A majority of signs that blanket most bodegas in the area are for tobacco products. Many of those signs—particularly those for Newport—appear to be very new.

“Menthol advertisements target African Americans and young people,” said Rios, citing the large percentage of blacks who smoke menthol cigarettes. According to a 2005 Harvard study, advertisements for menthol cigarettes are more heavily marketed in areas with large minority populations.

According to the district profile for Community Board 4, of which Highbridge is a part, nearly half of the area’s residents are black and a third are under 18.

“We’re trying to educate kids, lawmakers, parents and teachers of tobacco’s practice of targeting youth,” said Sheelah Feinberg, director of the New York City Coalition For a Smoke-Free City.

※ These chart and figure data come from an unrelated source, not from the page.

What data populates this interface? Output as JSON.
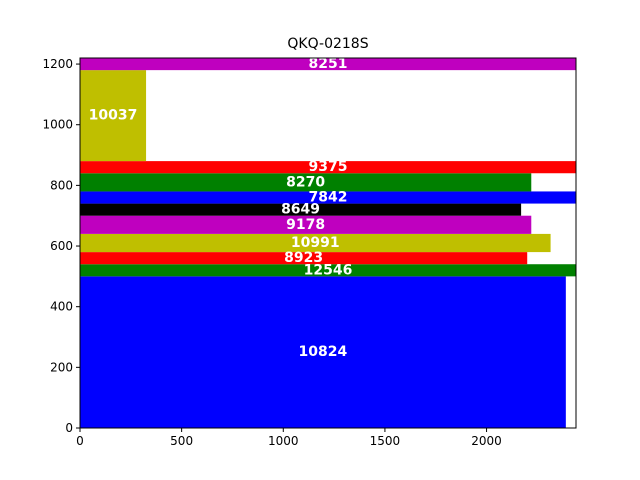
{
  "chart_data": {
    "type": "bar",
    "orientation": "horizontal-stacked-rectangles",
    "title": "QKQ-0218S",
    "xlabel": "",
    "ylabel": "",
    "xlim": [
      0,
      2440
    ],
    "ylim": [
      0,
      1220
    ],
    "xticks": [
      0,
      500,
      1000,
      1500,
      2000
    ],
    "yticks": [
      0,
      200,
      400,
      600,
      800,
      1000,
      1200
    ],
    "grid": false,
    "bars": [
      {
        "label": "10824",
        "x0": 0,
        "width": 2390,
        "y0": 0,
        "height": 500,
        "color": "#0000ff"
      },
      {
        "label": "12546",
        "x0": 0,
        "width": 2440,
        "y0": 500,
        "height": 40,
        "color": "#008000"
      },
      {
        "label": "8923",
        "x0": 0,
        "width": 2200,
        "y0": 540,
        "height": 40,
        "color": "#ff0000"
      },
      {
        "label": "10991",
        "x0": 0,
        "width": 2315,
        "y0": 580,
        "height": 60,
        "color": "#bfbf00"
      },
      {
        "label": "9178",
        "x0": 0,
        "width": 2220,
        "y0": 640,
        "height": 60,
        "color": "#bf00bf"
      },
      {
        "label": "8649",
        "x0": 0,
        "width": 2170,
        "y0": 700,
        "height": 40,
        "color": "#000000"
      },
      {
        "label": "7842",
        "x0": 0,
        "width": 2440,
        "y0": 740,
        "height": 40,
        "color": "#0000ff"
      },
      {
        "label": "8270",
        "x0": 0,
        "width": 2220,
        "y0": 780,
        "height": 60,
        "color": "#008000"
      },
      {
        "label": "9375",
        "x0": 0,
        "width": 2440,
        "y0": 840,
        "height": 40,
        "color": "#ff0000"
      },
      {
        "label": "10037",
        "x0": 0,
        "width": 325,
        "y0": 880,
        "height": 300,
        "color": "#bfbf00"
      },
      {
        "label": "8251",
        "x0": 0,
        "width": 2440,
        "y0": 1180,
        "height": 40,
        "color": "#bf00bf"
      }
    ]
  }
}
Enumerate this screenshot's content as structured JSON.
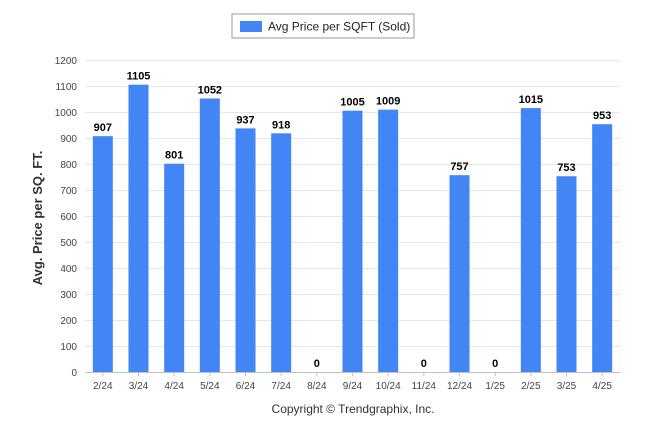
{
  "chart_data": {
    "type": "bar",
    "categories": [
      "2/24",
      "3/24",
      "4/24",
      "5/24",
      "6/24",
      "7/24",
      "8/24",
      "9/24",
      "10/24",
      "11/24",
      "12/24",
      "1/25",
      "2/25",
      "3/25",
      "4/25"
    ],
    "series": [
      {
        "name": "Avg Price per SQFT (Sold)",
        "values": [
          907,
          1105,
          801,
          1052,
          937,
          918,
          0,
          1005,
          1009,
          0,
          757,
          0,
          1015,
          753,
          953
        ],
        "color": "#4285f4"
      }
    ],
    "title": "",
    "xlabel": "",
    "ylabel": "Avg. Price per SQ. FT.",
    "ylim": [
      0,
      1200
    ],
    "yticks": [
      0,
      100,
      200,
      300,
      400,
      500,
      600,
      700,
      800,
      900,
      1000,
      1100,
      1200
    ],
    "grid": true,
    "legend_position": "top-center",
    "data_labels": true
  },
  "footer": {
    "copyright": "Copyright © Trendgraphix, Inc."
  },
  "colors": {
    "bar": "#4285f4",
    "grid": "#e6e6e6",
    "axis": "#c0c0c0"
  }
}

Feinberg said that 90 percent of adult smokers started when they were teens, an age group that is particularly susceptible to advertisements.

“When you’re a young kid and you go to the store to buy gum or water, when you go to make that purchase, you’re bombarded by ads,” Feinberg said, pointing out that many of the power wall advertisements are located at kids’ eye-level.

“For us, the big concern is that the tobacco industry is always going after the next generation,” she said.

Rios believes that unless lawmakers halt point-of-sale advertisements, young people will continue to be vulnerable to ads because vendors will continue to put them up. Vendors receive discounts on their cigarettes depending on the prominence of their stores’ advertisements, according to Rios.

After multiple calls, voice mails and emails to local and national representatives at Lorillard Tobacco Company, which produces menthol Newport cigarettes, no one at the company would comment.

The effectiveness of smoking advertising is difficult to measure since it would require exposing a large number of people to long-term cigarette advertising.  Tobacco companies usually contend that advertisement is not to attract new smokers but to broaden market share for a certain brand.

The Bronx Ink interviewed several vendors whose buildings featured advertisements. All said they receive a discount on their cigarettes for placing the cigarette advertisements inside and outside their stores.

Jin Kim, manager of K.J.Y. Fruit on Gerard Avenue and 161st Street, said the decision to put up ads is about money.

“This is a business,” Kim said. “We sell cigarettes to make money. I don’t like that, but it’s a business.”

A cashier at the nearby Nadal 3 Deli said he’d be fine with giving up the advertisements. “It’s all good so New Yorkers stop smoking,” he said, adding that those who already smoke will continue to come in with or without the advertisement.